For me, ULTIMATE is not just a four-year project. I aim to achieve collaborations to co-create, transfer knowledge and exploit new developments. In this perspective, I see it as a process.
I also believe we should find ways beyond the project to stimulate continuous interaction between industry and research. In one sense, the projects bring together research and utility communities and then afterwards, utilities often continue with business as usual. There is added value in having this continuous interaction, even after the new ideas have been implemented, to learn from the experience. How does it work? How can we still add value to this? What can we learn for other projects?
Research and policy departments across Europe are looking for well-established examples, often asking "where does it work in practice?" or "where is your biggest showcase?" Even though conditions in China or Singapore, for example, will be different from here, it is important to show examples of implementation. These can then be applied under local conditions, with different cultures and investments.
We must follow up with the demo cases we have set and promote them as living labs.
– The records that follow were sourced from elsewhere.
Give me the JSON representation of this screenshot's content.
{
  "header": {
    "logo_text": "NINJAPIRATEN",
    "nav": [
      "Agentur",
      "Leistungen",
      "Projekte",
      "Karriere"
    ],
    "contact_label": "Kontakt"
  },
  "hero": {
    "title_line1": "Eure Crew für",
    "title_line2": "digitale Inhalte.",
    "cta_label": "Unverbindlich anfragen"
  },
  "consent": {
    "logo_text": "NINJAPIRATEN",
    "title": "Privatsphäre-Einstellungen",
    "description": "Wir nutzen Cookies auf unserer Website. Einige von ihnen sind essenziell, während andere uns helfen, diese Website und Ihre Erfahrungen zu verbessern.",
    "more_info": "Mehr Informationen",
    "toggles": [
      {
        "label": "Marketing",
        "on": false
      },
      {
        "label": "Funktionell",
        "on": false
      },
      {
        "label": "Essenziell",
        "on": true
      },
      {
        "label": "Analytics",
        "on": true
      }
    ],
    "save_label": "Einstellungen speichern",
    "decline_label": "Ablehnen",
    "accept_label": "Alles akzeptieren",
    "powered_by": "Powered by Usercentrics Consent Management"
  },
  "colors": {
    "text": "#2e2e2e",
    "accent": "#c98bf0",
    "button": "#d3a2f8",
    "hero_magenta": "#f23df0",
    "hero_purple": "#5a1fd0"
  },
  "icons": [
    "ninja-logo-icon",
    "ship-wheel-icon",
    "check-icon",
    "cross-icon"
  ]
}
That means making their research available but also making them available to test new solutions as well.
Dr Marc Pidou, Lecturer in Resource Recovery, Cranfield Water Science Institute (Demosite 7: Glenmorangie distillery in Tain, Scotland)
Although schemes for water recycling and resource recovery from wastewater are becoming more common throughout the world, we still have a long way to go to fulfil the true circular economy potential from sewage. Through ULTIMATE, we have the opportunity to bring together many of the stakeholders involved and enable significant advances towards this goal.
With the demo case, we will demonstrate and validate circular economy-based solutions for the water sector and industries. We also aim to address implementation bottlenecks through engagement with all other stakeholders, including regulators, the end-users of the resources recovered, as well as the public.